Mr Lawless said his company was “doing everything possible,” but added: “I do think there is a lack of information because probably like most business owners the goalposts seem to be moving from left to right a little bit.”

The company has decided to hire customs intermediaries to deal with the declarations it will have to make under the UK’s new trading regime.

Last week, eight groups representing the UK logistics industry wrote to the Cabinet Office minister Michael Gove to raise concerns about the government’s readiness for the end of the transition period.

‘Chaos in Kent’

The Road Haulage Association issued a fresh warning on Wednesday that scores of lorries risked being turned back from French ports if they did not comply with new customs and VAT rules.

Its chief executive Richard Burnett said the knock-on effects on Channel ports could be severe, telling MPs on the Future EU Relationship Committee there was an 80% chance of “chaos in Kent” early next year.

“If there are insufficient customs agents to be able to process paperwork – and you can’t go to a port of exit if you don’t have the correct paperwork – then that means businesses are going to stop trading.

“Hauliers may end up putting products on without the appropriate paperwork and will try and get through.

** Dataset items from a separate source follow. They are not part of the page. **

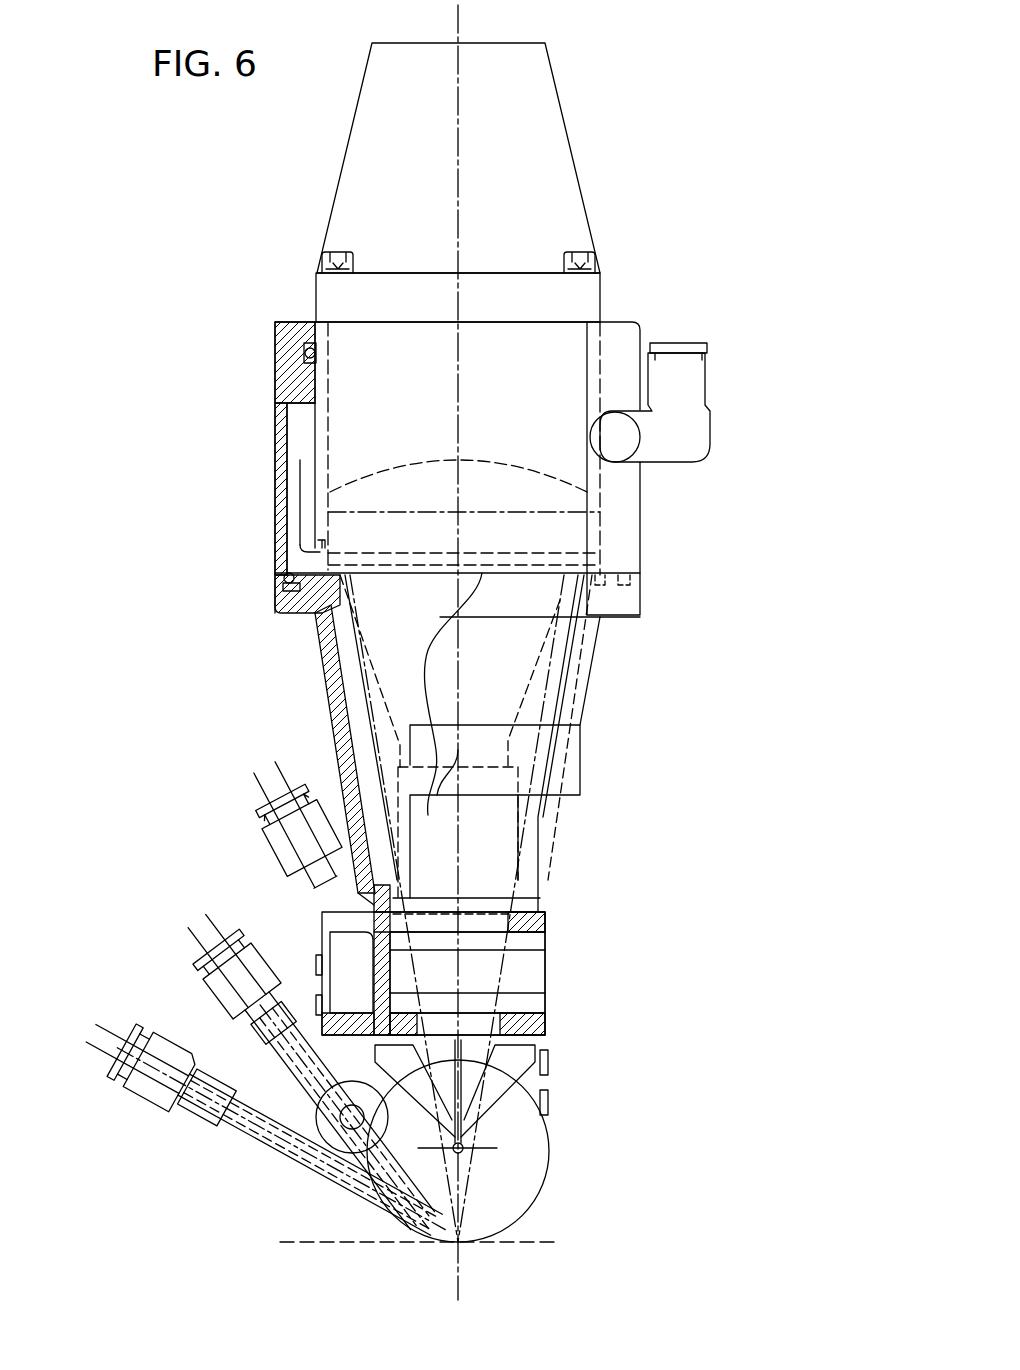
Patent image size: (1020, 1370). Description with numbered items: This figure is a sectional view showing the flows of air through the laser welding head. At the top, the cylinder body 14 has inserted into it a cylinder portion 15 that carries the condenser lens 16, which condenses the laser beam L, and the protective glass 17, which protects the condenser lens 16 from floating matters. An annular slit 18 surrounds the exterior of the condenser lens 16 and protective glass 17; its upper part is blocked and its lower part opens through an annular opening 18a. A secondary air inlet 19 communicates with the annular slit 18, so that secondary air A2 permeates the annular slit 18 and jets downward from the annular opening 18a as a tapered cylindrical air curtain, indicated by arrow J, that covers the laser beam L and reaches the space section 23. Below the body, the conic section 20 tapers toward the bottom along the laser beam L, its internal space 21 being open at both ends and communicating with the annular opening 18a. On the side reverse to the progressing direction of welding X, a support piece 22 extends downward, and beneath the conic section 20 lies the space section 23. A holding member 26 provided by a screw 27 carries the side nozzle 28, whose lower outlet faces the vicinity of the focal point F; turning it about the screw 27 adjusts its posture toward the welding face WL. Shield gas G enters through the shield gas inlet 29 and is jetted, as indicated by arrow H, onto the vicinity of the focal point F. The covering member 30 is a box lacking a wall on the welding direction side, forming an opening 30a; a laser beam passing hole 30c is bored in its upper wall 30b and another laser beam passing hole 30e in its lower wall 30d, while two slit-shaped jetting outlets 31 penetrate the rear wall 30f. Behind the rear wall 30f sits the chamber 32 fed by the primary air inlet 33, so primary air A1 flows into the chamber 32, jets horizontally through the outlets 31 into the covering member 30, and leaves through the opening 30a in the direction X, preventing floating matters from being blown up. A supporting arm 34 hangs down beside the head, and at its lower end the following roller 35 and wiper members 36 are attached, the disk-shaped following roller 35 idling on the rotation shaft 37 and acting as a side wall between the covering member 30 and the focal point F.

The cylinder body 14 is at (285, 437).
The cylinder portion 15 is at (318, 398).
The condenser lens 16 is at (575, 490).
The protective glass 17 is at (555, 548).
The annular slit 18 is at (298, 482).
The annular opening 18a is at (305, 575).
The secondary air inlet 19 is at (680, 380).
The conic section 20 is at (325, 628).
The internal space 21 is at (300, 588).
The support piece 22 is at (345, 800).
The space section 23 is at (485, 805).
The holding member 26 is at (300, 1085).
The screw 27 is at (350, 1125).
The side nozzle 28 is at (232, 1115).
The shield gas inlet 29 is at (185, 1035).
The covering member 30 is at (545, 1043).
The opening 30a is at (535, 970).
The upper wall 30b is at (535, 918).
The laser beam passing hole 30c is at (490, 912).
The lower wall 30d is at (535, 1015).
The laser beam passing hole 30e is at (510, 1080).
The rear wall 30f is at (430, 912).
The slit-shaped jetting outlets 31 is at (390, 965).
The chamber 32 is at (345, 960).
The primary air inlet 33 is at (262, 845).
The supporting arm 34 is at (530, 700).
The following roller 35 is at (518, 1163).
The wiper members 36 is at (520, 1110).
The rotation shaft 37 is at (530, 1195).
The primary air A1 is at (262, 770).
The secondary air A2 is at (305, 505).
The shield gas G is at (190, 922).
The arrow J is at (340, 703).
The laser beam L is at (335, 665).
The welding face WL is at (335, 1245).
The arrow H is at (452, 1244).
The focal point F is at (464, 1244).
The progressing direction of welding X is at (605, 1230).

In which case what we are going to see is chaos in Kent.”

Robert Hardy, operations director at the Customs Clearance Consortium, said he feared many firms would end up being fined for non-compliance.

“People in Kent are worried,” said Mr Hardy, who used to run the largest freight clearance facility in the UK at the Port of Dover. “I think it has a huge potential for delays.”

A spokesperson for the Cabinet Office said: “The UK’s ‘new start: let’s get going’ campaign clearly sets out the actions people and businesses need to take to prepare for the end of the transition period on 31 December 2020.

“Over the coming weeks we will be intensifying our engagement with businesses to ensure that they are well prepared to seize the opportunities that it will bring.”